The word
"inspire" and its derivatives seem to have come into Middle English from the
French, and have been employed from the first (early in the 14th century) in a
considerable number of significations, physical and metaphorical, secular and
religious. The derivatives have been multiplied and their applications extended
during the procession of the years, until they have acquired a very wide and
varied use. Underlying all their use, however, is the constant implication of an
influence from without, producing in its object movements and effects beyond
its native, or at least its ordinary powers. The noun "inspiration," although
already in use in the 14th century, seems not to occur in any but a theological
sense until late in the 16th century.

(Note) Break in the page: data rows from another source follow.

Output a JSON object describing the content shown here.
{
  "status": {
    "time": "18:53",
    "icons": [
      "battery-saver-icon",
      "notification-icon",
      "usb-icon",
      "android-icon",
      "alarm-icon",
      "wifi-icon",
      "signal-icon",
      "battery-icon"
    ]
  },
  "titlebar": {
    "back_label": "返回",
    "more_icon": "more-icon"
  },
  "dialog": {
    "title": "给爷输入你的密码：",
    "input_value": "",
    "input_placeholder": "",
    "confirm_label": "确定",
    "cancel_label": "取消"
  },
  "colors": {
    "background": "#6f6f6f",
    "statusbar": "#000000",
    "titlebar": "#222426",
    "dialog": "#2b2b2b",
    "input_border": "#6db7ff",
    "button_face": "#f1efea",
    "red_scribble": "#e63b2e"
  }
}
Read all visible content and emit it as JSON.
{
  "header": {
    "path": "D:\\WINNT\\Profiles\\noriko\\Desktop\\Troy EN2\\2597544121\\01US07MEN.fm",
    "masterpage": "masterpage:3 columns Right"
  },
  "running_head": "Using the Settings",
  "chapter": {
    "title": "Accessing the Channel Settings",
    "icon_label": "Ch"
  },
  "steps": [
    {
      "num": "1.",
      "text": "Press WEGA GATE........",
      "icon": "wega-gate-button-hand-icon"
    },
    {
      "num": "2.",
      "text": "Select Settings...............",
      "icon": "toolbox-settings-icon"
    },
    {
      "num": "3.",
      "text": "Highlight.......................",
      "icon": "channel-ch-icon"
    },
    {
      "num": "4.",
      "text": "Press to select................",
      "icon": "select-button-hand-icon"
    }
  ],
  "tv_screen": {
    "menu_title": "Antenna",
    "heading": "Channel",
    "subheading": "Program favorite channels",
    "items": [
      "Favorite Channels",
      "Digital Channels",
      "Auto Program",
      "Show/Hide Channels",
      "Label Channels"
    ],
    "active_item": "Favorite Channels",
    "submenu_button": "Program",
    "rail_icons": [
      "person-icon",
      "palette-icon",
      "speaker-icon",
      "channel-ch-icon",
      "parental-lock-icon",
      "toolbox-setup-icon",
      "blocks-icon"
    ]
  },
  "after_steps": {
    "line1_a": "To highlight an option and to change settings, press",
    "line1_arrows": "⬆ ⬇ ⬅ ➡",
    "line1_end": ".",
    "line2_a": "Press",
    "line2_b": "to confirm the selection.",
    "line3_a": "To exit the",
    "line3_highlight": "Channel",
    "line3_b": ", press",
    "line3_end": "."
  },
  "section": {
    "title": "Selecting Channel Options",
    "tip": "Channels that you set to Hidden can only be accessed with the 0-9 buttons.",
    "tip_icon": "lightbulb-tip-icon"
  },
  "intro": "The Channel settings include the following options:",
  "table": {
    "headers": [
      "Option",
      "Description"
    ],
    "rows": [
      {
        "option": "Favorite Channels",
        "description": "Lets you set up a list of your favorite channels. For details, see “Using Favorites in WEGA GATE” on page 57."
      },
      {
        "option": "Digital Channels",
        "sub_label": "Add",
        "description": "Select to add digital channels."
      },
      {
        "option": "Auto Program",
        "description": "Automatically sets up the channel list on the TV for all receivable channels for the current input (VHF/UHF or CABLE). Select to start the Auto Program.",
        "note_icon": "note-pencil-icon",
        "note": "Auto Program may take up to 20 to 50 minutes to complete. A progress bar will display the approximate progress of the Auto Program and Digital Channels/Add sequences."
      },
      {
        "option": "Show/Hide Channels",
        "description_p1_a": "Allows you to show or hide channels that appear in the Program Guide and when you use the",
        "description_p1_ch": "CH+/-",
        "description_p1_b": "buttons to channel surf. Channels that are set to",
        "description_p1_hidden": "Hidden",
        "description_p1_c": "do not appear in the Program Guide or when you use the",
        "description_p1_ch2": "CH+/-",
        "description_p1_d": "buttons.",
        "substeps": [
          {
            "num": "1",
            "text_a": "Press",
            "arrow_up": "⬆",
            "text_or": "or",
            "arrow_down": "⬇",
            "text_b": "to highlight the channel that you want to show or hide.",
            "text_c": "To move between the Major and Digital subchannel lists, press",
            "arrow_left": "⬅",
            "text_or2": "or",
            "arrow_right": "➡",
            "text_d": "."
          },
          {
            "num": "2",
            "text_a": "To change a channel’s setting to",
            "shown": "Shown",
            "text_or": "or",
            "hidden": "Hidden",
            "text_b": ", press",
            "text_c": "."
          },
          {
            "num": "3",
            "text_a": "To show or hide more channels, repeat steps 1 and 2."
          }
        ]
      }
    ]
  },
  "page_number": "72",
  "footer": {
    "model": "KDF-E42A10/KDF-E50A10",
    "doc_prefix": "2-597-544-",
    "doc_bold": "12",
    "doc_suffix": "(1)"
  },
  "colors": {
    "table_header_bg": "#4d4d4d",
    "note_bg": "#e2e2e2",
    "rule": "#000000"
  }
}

The specifically theological sense of all
these terms is governed, of course, by their usage in Latin theology; and this
rests ultimately on their employment in the Latin Bible. In the Vulgate Latin
Bible the verb inspiro (Gen. 2:7;
Wisdom of Solomon 15:11; Ecclesiasticus 4:12; 2 Tim. 3:16; 2 Pet. 1:21) and the
noun inspiratio (2 Sam. 22:16; Job
32:8; Psalm 18:15; Acts 17:25) both occur 4 or 5 times in somewhat diverse
applications. In the development of a theological nomenclature, however, they
have acquired (along with other less frequent applications) a technical sense
with reference to the Biblical writers or the Biblical books. The Biblical
books are called inspired as the Divinely determined products of inspired men; the
Biblical writers are called inspired as breathed into by the Holy Spirit, so
that the product of their activities transcends human powers and becomes
Divinely authoritative. Inspiration is, therefore, usually defined as a
supernatural influence exerted on the sacred writers by the Spirit of God, by
virtue of which their writings are given Divine trustworthiness.